Rappel historique

Il exista d’abord, implanté au plus haut de la colline, un donjon, aujourd’hui disparu, disputé entre la principale famille seigneuriale locale, les Gaucerand, et leur seigneur l’archevêque. En contrebas, les archevêques édifièrent, dès le XIIe siècle, un château qui leur appartînt en propre, dont le développement accompagna celui de leur pouvoir. Aux lendemains de la croisade albigeoise, les Gaucerand furent pourchassés et éliminés. Les archevêques restèrent seuls maîtres de d’un Capestang devenu une ville active. Selon une analyse dendrochronologique pratiquée en 2003, c’est entre 1237 et 1270, qu’au-dessus d’un bâtiment bas et plus ancien aurait été élevée la grande salle de ce château. 

 

Une vaste enceinte s’ajouta au logis seigneurial, désormais desservi par un escalier monumental (détruit dans les années 50). Puis Bernard de Fargues (1311-1341), neveu du pape Clément V, s’attacha à décorer le château, au début du XIVe siècle. Il fit orner la grande salle d’apparat de peintures murales, encore visibles, qui font alterner ses armes personnelles avec celles des lys de France et de l’Eglise de Narbonne.

 

A l’époque, le plafond n’existait pas : la grande salle était recouverte d’une charpente, soutenue par des arcs diaphragmes, décorés de peintures, qui culminaient à plus de 8 mètres de haut. Au milieu du XVe siècle, les Harcourt, Jean (1436-1451) puis Louis (1451-1460), qui se succèdent à l’archiépiscopat, modifient profondément la salle, avec l’ajout du plafond qui limite la hauteur de la salle à 4,50m et la division de l’espace en trois pièces distinctes. Quelques traces de ce cloisonnement nous sont parvenues, et le décor du plafond le manifeste par son iconographie. La même analyse dendrochronologique date l’abattage des poutres de 1446 et le décor héraldique du plafond mêle aux armes de l’église de Narbonne celles de la famille d’Harcourt

 

les avatars du château (XVIIe-XXe siècle)

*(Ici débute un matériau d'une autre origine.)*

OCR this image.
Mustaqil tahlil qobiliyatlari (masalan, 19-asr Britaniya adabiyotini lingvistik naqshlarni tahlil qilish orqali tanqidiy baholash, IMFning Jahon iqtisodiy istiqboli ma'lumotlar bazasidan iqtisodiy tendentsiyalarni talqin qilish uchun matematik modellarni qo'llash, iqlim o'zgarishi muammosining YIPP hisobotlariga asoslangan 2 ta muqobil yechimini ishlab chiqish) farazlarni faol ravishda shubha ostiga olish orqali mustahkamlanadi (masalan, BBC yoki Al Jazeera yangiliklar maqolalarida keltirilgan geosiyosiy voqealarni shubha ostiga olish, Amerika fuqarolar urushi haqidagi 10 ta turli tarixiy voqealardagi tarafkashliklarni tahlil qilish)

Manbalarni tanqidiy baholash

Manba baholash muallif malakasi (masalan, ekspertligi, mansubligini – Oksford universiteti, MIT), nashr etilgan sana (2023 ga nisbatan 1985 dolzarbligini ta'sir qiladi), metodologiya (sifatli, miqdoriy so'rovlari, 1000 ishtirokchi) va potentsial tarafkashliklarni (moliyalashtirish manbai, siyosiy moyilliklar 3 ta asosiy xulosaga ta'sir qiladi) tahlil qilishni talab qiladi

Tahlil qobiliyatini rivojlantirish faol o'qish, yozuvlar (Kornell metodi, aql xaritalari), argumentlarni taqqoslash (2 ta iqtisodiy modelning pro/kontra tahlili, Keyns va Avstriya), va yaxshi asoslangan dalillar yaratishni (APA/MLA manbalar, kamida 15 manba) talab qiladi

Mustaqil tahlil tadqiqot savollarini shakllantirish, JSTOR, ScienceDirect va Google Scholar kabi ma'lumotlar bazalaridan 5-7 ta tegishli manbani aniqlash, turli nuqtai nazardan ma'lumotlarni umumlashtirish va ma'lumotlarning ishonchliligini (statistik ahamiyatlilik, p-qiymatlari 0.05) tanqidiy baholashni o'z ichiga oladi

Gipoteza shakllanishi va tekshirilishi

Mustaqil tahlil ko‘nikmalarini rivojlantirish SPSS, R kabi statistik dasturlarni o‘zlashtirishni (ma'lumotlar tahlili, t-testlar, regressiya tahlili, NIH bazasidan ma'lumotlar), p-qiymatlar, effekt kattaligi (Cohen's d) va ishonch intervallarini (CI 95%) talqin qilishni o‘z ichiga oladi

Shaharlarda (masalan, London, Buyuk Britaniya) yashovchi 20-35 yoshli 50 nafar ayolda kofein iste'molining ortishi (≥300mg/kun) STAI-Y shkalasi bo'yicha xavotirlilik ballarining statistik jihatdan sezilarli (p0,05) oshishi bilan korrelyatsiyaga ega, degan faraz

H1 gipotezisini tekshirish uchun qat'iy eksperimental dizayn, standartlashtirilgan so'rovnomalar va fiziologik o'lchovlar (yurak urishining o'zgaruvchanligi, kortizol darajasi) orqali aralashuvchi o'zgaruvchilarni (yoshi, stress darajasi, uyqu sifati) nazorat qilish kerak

Le château abritait , du temps de sa splendeur médiévale, les services administratifs et le tribunal de l’archevêque. L’archevêque y faisait de fréquents, mais sans doute courts, séjours. Mais, comme de la plupart de leurs autres 18 châteaux, les archevêques se désintéressèrent de leur logis capestanais à la période moderne.

Dès le milieu du XVIIe siècle, la chapelle est en ruines. Au XVIIIIe siècle, le château ne sert plus qu’à abriter la salle de justice (appelé auditoire) et rassembler les revenus de l’archevêque à Capestang et dans les alentours dans un logis. De ce logis, une partie est en ruine et l’autre est devenue une suite de greniers, comme le révèlent les visites d’entretien du château en 1753-54 (Archives départementales de l’Aude, G 391, f° 145v°-147 v° et de 1763-67 (ib. G 392, 175-180).

 

Le château, vendu en 1791, comme bien national subit de profondes transformations dans la deuxième moitié du XIXe siècle. Les propriétaires construisirent, à la place de la salle de justice, une vaste maison qui empiéta sur la salle d’apparat, englobant la poutre 5 (la numérotation va du Sud au Nord) et le chevêtre qui furent ainsi abrités sous de faux-plafonds. Plus tard, le plancher de la grande salle fut abaissé de près d’1,5 m. En 1855, les propriétaires firent faire au grand architecte Revoil des relevés aquarellés des décors et en 1875, à Louis Fouchère un dessin de la cheminée monumentale qui disparut ensuite, les uns et les autres conservés à la Médiathèque de l’architecture et du Patrimoine.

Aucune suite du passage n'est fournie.